< Zacharia 3 >

1 Daarna toonde Hij mij Josua, den hogepriester, staande voor het aangezicht van den Engel des HEEREN; en de satan stond aan zijn rechterhand, om hem te wederstaan.
E me mostrou o summo sacerdote Josué, o qual estava diante do Senhor, e Satanaz estava á sua mão direita, para se lhe oppôr.
2 Doch de HEERE zeide tot den satan: De HEERE schelde u, gij satan! ja, de HEERE schelde u, Die Jeruzalem verkiest; is deze niet een vuurbrand uit het vuur gerukt?
Porém o Senhor disse a Satanaz O Senhor te reprehenda, ó Satanaz, sim, o Senhor, que escolheu Jerusalem, te reprehenda: não é este um tição tirado do fogo?

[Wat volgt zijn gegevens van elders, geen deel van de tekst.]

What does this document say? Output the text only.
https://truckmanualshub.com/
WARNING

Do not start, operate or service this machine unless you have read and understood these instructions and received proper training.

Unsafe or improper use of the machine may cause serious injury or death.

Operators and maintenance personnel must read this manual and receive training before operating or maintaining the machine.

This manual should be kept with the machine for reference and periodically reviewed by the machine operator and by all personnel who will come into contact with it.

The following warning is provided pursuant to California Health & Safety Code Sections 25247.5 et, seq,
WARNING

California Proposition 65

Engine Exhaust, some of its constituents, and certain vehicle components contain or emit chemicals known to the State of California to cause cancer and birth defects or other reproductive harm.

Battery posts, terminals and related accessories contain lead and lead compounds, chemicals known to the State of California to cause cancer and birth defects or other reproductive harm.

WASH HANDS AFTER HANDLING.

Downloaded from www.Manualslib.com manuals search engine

3 Josua nu was bekleed met vuile klederen, als hij voor het aangezicht des Engels stond.
Josué estava vestido de vestidos sujos, e estava diante do anjo.

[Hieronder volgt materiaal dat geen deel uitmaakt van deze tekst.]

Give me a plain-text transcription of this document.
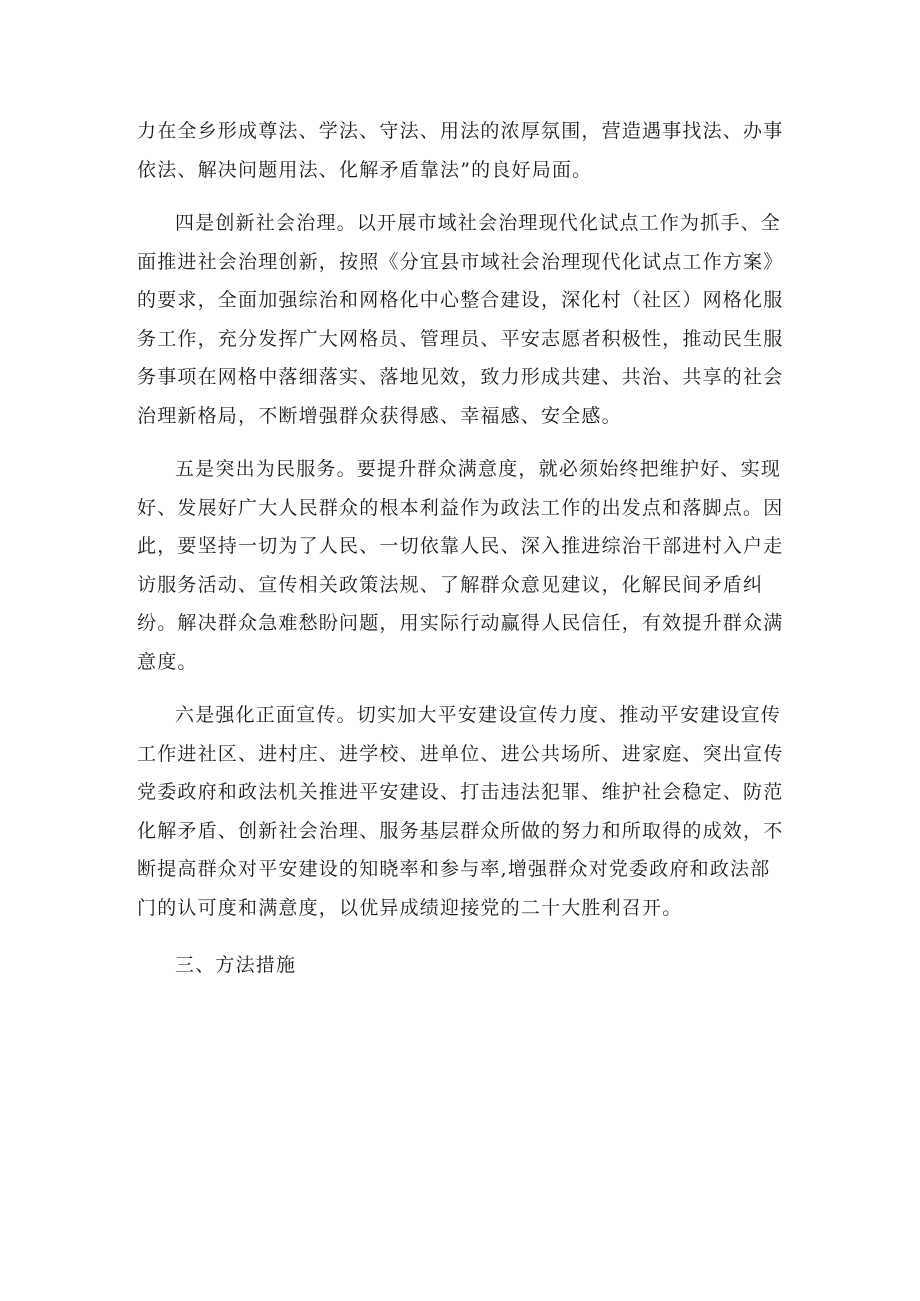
力在全乡形成尊法、学法、守法、用法的浓厚氛围，营造遇事找法、办事依法、解决问题用法、化解矛盾靠法”的良好局面。

四是创新社会治理。以开展市域社会治理现代化试点工作为抓手、全面推进社会治理创新，按照《分宜县市域社会治理现代化试点工作方案》的要求，全面加强综治和网格化中心整合建设，深化村（社区）网格化服务工作，充分发挥广大网格员、管理员、平安志愿者积极性，推动民生服务事项在网格中落细落实、落地见效，致力形成共建、共治、共享的社会治理新格局，不断增强群众获得感、幸福感、安全感。

五是突出为民服务。要提升群众满意度，就必须始终把维护好、实现好、发展好广大人民群众的根本利益作为政法工作的出发点和落脚点。因此，要坚持一切为了人民、一切依靠人民、深入推进综治干部进村入户走访服务活动、宣传相关政策法规、了解群众意见建议，化解民间矛盾纠纷。解决群众急难愁盼问题，用实际行动赢得人民信任，有效提升群众满意度。

六是强化正面宣传。切实加大平安建设宣传力度、推动平安建设宣传工作进社区、进村庄、进学校、进单位、进公共场所、进家庭、突出宣传党委政府和政法机关推进平安建设、打击违法犯罪、维护社会稳定、防范化解矛盾、创新社会治理、服务基层群众所做的努力和所取得的成效，不断提高群众对平安建设的知晓率和参与率,增强群众对党委政府和政法部门的认可度和满意度，以优异成绩迎接党的二十大胜利召开。

三、方法措施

4 Toen antwoordde Hij, en sprak tot degenen, die voor Zijn aangezicht stonden, zeggende: Doet deze vuile klederen van hem weg. Daarna sprak Hij tot hem: Zie, Ik heb uw ongerechtigheid van u weggenomen, en Ik zal u wisselklederen aandoen.
Então respondeu, e fallou aos que estavam diante d'elle, dizendo: Tira-lhe estes vestidos sujos. E a elle lhe disse: Eis que tenho feito passar de ti a tua iniquidade, e te vestirei de vestidos novos.
5 Dies zeg Ik: Laat ze een reinen hoed op zijn hoofd zetten. En zij zetten dien reinen hoed op zijn hoofd, en zij togen hem klederen aan; en de Engel des HEEREN stond daarbij.
E disse eu: Ponham-lhe uma mitra limpa sobre a sua cabeça. E pozeram uma mitra limpa sobre a sua cabeça, e o vestiram de vestidos: e o anjo do Senhor estava em pé.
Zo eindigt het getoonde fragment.